Comment by Thomas G. Schleis, MS, RPh
All providers and health care systems are being expected to do more for less. Shrinking reimbursement and rising drug costs have challenged pharmacists to reduce costs wherever possible. While some programs have been poorly implemented, others have followed a more rational and methodical path. The treatment of community-acquired pneumonia has been an area that has been targeted as one which is well-suited for a standardized treatment algorithm. Other programs similar to the one described above have been implemented throughout the country.1-4 Some of the "buzz terms" that are used in describing these programs are "Critical Pathways," "Clinical Pathways," "Transition Therapy," "Switch Therapy," and "I.V. to Oral." In all of the references cited here, levofloxacin was chosen as the workhorse quinolone, partly due to the aggressive pricing offered by the manufacturer, Ortho-McNeil.
The development of a program such as the one described above can only be successful if there is input from infectious diseases specialists and other prescribers, and if the physician is the ultimate decision maker. In all of the references cited here, antimicrobial resistance patterns for all appropriate antimicrobials were studied before levofloxacin was chosen. Even then, unless antimicrobial resistance patterns, prevalent organisms, and treatment efficacy are monitored on a regular basis, problems can occur down the road. It is only through a multi-disciplinary approach that efficacious and cost-effective patient care can be realized.
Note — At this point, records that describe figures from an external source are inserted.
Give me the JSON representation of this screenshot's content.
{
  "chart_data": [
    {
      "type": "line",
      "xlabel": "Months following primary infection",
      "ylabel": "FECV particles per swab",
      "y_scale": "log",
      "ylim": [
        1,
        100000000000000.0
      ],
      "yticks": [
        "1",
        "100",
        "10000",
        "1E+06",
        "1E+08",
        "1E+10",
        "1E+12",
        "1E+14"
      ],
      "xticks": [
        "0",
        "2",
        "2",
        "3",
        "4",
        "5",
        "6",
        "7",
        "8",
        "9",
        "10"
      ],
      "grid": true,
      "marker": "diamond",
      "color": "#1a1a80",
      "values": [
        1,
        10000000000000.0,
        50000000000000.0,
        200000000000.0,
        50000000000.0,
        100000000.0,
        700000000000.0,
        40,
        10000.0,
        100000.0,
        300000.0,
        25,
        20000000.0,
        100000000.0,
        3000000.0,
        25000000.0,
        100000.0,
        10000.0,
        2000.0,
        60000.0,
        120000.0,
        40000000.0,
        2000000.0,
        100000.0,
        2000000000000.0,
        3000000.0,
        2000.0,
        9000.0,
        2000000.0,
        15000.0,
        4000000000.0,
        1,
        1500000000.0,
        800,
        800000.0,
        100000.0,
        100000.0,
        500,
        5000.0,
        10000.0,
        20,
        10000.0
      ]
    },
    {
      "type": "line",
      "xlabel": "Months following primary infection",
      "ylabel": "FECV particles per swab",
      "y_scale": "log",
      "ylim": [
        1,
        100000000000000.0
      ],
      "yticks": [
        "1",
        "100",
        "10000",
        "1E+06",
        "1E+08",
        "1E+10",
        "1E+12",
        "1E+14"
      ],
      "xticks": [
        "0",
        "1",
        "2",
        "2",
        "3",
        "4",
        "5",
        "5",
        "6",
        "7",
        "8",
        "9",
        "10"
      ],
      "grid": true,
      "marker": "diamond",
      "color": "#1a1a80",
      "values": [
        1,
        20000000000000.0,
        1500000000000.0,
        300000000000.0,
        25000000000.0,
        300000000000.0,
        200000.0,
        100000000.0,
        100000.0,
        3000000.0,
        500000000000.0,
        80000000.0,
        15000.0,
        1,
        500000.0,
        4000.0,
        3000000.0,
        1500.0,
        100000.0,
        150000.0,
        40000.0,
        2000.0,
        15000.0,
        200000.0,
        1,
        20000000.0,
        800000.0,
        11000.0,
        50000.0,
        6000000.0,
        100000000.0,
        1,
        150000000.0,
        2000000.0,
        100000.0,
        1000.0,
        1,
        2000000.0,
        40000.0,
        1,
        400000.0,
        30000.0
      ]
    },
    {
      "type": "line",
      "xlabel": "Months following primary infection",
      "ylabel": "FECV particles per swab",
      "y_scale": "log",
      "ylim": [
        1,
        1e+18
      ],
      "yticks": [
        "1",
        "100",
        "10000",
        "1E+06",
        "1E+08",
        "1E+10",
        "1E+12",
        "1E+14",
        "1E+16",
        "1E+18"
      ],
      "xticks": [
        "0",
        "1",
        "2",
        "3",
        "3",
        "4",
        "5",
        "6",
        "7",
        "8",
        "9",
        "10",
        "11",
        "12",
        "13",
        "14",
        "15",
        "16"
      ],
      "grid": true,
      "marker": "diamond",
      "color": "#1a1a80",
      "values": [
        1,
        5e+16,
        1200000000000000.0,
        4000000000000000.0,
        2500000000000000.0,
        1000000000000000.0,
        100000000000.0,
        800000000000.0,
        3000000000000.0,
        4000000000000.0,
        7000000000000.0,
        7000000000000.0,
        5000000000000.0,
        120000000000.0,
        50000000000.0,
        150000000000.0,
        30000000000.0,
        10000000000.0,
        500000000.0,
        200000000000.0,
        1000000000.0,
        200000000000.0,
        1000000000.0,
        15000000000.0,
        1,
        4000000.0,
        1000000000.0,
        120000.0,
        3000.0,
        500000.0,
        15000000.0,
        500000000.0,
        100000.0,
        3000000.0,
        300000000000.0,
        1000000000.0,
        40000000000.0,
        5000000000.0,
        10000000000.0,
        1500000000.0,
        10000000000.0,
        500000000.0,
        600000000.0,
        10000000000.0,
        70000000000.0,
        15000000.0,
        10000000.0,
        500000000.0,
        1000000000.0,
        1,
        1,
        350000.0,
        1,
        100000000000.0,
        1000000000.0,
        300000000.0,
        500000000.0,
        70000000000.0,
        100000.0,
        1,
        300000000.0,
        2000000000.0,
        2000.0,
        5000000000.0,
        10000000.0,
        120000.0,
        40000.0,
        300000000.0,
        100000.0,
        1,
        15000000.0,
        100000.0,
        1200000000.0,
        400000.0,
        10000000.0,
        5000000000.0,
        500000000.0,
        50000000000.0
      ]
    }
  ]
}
1. Feagan BG. A controlled trial of a critical pathway for treating community-acquired pneumonia: The CAPITAL study. Pharmacotherapy. 2001;21(suppl 7, Pt 2):S89-S94.
2. Milkovich G. Intravenous-to-oral transition therapy in community-acquired pneumonia: The INOVA health system experience. Pharmacotherapy. 2001;21(suppl 7, Pt 2):S83-S88.
3. Press RA. The use of fluoroquinolones as anti-infective transition-therapy agents in community-acquired pneumonia. Pharmacotherapy. 2001;21(suppl 7, Pt 2): S100-S104.
4. Moran GJ. New directions in antiinfective therapy for community-acquired pneumonia in the emergency department. Pharmacotherapy. 2001;21(suppl 7, Pt 2): S95-S99.